With over 4 million articles, Wikipedia is an invaluable resource, whether you're throwing a term paper together at the last minute, or settling a long-standing argument about Star Blazers continuity. But follow enough links, and you get sucked into some seriously strange places. We explore some of Wikipedia's oddities in our 4,295,938-week series, Wiki Wormhole.
This Week’s Entry: List of celebrities involved with WrestleMania
What It’s About: When the World Wide Web debuted in the early 1990s, it held the remarkable promise of being a repository for the entirety of human knowledge. University researches had been using the internet to share their findings, and soon every ordinary Joe and Jane would have access to all of the wonders of human discovery. What we didn’t take into account, is that the sum repository of all human knowledge is about one percent scientific wonder, about about 90% stuff like which non-wrestling celebrity has made the most appearances at WrestleMania (Pete Rose, four times, once while dressed as the San Diego Chicken). This page answers this, and so many other burning questions about who was stilling on the sidelines when the folding chairs started to fly.
Strangest Fact: The first name on the (alphabetical) list may be the most surprising—Steve Allen, original Tonight Show host and virtual inventor of television comedy, was on hand at WrestleMania VI to witness Brutus Beefcake end Mr. Perfect’s undefeated streak and interview a team known as the Bolsheviks. Mary Tyler Moore also had a front row seat, reinforcing the incongruous comedy legends theme of the evening.
Controversy: This is a rare Wikipedia page with no discussions about the content. But a parade of infamous people have appeared at WrestleMania over the years, including watergate burglar G. Gordon Liddy, alleged Clinton mistress Gennifer Flowers, spray-tan enthusiast Snooki (who participated in a tag-team match), and worst of all, Reba McEntire (she knows what she did).

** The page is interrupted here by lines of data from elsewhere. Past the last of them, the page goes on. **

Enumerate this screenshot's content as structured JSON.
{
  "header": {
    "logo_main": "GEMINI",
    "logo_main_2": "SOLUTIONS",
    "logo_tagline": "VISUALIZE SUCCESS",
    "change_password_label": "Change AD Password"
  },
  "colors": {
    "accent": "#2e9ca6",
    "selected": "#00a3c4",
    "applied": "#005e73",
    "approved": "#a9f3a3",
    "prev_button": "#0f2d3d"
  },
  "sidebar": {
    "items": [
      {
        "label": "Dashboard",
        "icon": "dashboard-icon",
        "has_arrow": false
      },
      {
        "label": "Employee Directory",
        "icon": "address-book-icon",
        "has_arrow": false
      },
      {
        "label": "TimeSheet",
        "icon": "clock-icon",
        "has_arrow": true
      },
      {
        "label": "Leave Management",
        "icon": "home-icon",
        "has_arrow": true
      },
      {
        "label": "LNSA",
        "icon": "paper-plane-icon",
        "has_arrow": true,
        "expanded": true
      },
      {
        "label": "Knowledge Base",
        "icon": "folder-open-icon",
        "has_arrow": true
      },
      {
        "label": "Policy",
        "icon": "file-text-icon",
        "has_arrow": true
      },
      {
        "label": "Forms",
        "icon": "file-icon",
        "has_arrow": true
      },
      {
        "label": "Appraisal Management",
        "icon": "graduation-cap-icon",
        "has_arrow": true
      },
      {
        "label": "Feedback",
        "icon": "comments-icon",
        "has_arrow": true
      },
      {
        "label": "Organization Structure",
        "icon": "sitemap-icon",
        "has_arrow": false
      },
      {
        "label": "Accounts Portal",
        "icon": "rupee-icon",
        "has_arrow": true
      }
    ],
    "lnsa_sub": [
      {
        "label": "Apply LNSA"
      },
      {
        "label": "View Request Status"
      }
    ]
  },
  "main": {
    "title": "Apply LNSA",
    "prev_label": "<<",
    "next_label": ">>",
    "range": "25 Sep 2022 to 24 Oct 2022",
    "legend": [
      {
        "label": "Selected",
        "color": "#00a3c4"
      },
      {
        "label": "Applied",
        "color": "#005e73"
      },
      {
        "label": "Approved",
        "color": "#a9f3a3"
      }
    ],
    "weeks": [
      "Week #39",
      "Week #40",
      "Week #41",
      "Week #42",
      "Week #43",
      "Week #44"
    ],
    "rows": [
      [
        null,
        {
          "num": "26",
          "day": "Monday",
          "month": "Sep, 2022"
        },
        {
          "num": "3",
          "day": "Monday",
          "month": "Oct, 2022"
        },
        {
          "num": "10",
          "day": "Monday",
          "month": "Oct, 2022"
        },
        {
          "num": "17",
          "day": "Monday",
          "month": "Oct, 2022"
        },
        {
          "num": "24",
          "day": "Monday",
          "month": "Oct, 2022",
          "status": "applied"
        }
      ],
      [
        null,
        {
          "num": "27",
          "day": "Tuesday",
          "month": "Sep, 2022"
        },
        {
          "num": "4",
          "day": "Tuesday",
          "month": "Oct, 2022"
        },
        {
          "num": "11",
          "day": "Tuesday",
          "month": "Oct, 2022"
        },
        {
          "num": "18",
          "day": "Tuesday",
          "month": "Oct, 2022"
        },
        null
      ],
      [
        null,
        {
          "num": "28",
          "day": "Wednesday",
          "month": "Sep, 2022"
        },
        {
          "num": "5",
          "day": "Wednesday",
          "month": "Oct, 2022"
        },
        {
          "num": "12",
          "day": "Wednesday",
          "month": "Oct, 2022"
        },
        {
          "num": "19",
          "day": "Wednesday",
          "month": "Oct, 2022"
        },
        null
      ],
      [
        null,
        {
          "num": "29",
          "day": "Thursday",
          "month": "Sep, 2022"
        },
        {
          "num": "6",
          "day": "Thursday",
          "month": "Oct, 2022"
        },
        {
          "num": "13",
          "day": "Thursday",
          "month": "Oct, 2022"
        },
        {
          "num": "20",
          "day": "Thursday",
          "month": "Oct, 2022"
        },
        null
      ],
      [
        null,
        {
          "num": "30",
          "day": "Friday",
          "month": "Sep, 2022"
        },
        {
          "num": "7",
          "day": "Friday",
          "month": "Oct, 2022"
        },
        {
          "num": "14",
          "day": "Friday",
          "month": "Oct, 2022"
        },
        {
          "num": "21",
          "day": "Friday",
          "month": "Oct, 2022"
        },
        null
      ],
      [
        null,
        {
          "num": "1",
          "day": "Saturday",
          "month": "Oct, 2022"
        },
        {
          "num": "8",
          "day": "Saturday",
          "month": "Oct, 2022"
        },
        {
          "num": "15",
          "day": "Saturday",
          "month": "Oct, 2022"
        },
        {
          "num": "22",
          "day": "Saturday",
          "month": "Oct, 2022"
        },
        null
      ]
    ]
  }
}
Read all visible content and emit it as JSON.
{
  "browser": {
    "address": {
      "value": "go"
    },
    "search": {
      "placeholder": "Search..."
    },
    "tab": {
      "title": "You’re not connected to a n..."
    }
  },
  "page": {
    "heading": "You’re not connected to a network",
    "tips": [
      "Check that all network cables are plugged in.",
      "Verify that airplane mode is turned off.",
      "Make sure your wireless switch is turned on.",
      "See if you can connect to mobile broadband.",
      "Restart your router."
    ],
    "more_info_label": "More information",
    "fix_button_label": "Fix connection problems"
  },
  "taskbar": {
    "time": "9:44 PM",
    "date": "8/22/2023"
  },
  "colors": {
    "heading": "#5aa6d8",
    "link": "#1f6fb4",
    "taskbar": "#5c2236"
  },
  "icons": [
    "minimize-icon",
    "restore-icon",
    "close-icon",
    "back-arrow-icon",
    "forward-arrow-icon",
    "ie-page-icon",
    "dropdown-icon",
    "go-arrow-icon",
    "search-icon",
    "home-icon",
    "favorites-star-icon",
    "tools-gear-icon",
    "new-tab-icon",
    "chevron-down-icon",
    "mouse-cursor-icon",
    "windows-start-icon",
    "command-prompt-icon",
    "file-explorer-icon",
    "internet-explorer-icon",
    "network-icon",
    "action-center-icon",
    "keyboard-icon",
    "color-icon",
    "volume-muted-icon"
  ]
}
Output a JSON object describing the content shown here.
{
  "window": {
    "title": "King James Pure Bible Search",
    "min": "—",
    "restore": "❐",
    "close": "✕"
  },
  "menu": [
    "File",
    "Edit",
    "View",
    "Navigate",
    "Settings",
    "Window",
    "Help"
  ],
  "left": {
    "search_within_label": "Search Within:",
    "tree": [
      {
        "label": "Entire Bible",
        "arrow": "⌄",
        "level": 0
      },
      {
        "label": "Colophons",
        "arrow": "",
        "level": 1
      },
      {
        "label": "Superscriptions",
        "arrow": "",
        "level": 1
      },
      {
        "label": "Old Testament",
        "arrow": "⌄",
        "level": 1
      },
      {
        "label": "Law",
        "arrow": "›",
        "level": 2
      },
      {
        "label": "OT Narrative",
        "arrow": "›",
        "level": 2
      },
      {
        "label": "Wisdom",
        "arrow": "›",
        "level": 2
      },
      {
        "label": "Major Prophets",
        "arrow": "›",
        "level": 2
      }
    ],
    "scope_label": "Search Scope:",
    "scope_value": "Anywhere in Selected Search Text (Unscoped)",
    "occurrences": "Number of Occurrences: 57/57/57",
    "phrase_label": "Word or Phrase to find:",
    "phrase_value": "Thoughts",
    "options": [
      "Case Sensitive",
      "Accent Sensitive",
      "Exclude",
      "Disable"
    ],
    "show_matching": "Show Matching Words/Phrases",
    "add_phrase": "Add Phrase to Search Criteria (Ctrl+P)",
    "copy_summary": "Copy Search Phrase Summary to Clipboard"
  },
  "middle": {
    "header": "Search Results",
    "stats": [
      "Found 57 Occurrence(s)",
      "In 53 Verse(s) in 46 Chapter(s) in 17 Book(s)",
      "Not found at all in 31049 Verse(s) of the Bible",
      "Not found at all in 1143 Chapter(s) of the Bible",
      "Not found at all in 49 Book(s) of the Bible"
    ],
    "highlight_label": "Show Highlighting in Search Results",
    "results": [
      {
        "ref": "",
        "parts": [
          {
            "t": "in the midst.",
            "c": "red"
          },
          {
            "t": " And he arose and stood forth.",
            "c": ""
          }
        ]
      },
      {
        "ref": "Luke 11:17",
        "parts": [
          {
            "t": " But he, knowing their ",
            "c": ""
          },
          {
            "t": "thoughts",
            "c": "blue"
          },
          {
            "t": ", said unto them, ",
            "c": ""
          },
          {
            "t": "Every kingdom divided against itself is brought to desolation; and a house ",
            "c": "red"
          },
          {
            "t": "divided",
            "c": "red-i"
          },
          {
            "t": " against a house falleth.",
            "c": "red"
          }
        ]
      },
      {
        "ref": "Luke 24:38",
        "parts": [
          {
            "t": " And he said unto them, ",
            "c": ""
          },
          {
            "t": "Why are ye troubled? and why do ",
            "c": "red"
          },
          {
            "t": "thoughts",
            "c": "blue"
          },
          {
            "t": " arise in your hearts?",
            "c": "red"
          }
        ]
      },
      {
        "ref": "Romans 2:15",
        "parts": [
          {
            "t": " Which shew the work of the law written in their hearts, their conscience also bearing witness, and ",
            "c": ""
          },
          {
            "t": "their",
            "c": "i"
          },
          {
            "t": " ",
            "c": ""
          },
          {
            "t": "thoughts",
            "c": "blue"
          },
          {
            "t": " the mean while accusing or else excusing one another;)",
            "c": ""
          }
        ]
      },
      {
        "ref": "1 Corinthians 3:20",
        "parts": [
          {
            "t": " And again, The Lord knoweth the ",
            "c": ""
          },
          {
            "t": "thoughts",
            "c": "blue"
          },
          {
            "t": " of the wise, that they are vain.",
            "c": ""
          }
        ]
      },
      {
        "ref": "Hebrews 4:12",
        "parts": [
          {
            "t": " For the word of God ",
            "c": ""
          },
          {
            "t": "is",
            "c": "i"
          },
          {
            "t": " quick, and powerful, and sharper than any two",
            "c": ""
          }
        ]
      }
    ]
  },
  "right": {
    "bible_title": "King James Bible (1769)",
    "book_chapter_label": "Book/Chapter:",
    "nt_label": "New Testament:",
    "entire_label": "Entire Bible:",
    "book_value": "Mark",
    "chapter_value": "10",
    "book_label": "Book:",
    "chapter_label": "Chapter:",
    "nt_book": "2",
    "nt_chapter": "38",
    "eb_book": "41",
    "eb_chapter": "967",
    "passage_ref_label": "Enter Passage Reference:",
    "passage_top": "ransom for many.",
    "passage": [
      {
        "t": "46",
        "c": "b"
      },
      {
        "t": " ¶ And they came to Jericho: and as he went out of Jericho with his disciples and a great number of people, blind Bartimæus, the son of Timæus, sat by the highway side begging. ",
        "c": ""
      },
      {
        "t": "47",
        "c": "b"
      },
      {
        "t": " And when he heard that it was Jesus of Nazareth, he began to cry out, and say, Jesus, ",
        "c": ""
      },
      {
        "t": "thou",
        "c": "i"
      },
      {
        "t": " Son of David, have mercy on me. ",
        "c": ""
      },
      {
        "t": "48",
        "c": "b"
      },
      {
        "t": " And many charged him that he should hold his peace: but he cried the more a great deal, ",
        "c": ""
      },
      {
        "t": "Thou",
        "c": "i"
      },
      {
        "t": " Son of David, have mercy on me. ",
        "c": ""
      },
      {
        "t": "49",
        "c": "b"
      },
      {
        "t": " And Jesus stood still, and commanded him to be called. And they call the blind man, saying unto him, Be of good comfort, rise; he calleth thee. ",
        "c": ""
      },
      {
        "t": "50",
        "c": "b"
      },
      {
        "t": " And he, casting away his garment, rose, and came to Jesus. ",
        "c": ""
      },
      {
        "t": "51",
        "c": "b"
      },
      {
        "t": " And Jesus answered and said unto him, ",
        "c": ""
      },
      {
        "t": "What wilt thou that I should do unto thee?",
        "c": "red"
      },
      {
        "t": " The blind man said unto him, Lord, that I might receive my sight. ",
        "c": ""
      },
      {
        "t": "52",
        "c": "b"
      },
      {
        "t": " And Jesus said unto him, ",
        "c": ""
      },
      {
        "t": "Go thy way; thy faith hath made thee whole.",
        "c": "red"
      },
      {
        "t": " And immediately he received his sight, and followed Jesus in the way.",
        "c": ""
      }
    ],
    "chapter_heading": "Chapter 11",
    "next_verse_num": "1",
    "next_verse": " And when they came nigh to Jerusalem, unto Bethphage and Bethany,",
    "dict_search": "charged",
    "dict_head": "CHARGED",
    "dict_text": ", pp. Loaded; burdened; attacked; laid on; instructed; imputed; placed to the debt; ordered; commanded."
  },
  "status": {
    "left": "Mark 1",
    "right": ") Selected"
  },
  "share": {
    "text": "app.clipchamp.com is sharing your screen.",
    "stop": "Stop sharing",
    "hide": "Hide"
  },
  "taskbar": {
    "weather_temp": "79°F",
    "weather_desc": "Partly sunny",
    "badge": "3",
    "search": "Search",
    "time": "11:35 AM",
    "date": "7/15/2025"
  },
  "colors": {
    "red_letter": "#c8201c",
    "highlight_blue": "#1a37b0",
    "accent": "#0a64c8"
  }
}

Thing We Were Happiest To Learn: In what has to be the classiest pro wrestling championship on record, WrestleMania VI, the first one to take place in Canada, opened with Robert Goulet singing “O Canada.” Liberace also put in an appearance at 1985’s original WrestleMania as a guest timekeeper.
Thing We Were Unhappiest To Learn: Hulk Hogan and Mr. T made the rounds on the talk show circuit to promote the first Wrestlemania, in which they were to be tag team partners. While appearing on Hot Properties, a talk show on Lifetime, Hogan put host Richard Belzer in a chinlock—a move that cuts off the flow of blood to the brain. Belzer fell to the floor, unconscious and bleeding. He sued Hogan for $5 million dollars, which was settled out of court. We’re pretty sure this means pro wrestling is part of the Tommy Westphall Universe.
Also noteworthy: A few of the non-wrestlers have actually gotten into the ring over the years. Besides the aforementioned Snooki and Mr. T, New York Giants linebacker Lawrence Taylor fought Bam Bam Bigelow at WrestleMania XI; boxer Floyd Mayweather Jr. took on The Big Show at WrestleMania XXIV; Donald Trump apparently got “physically involved” in a WrestleMania XXIII event called “Battle of the Billionaires,” in which he was merely supposed to be backing wrestler Bobby Lashley; and Wrestlemania II included a 20-man battle royal that included six NFL players, most notably William “Refrigerator” Perry (André the Giant was the last man standing). Also noteworthy: Never averse to selling out, the Adidas-loving Run-D.M.C. wrote “The WrestleMania Rap,” which they performed at WrestleMania V.
Best link to elsewhere on Wikipedia: As part of Wikipedia’s “let no word go unliked” policy, when the article mentions that singers, actors, and models have appeared at WrestleMania over the years, helpful links to the pages on singing, acting, and model (person) are there to explain things to the uninitiated.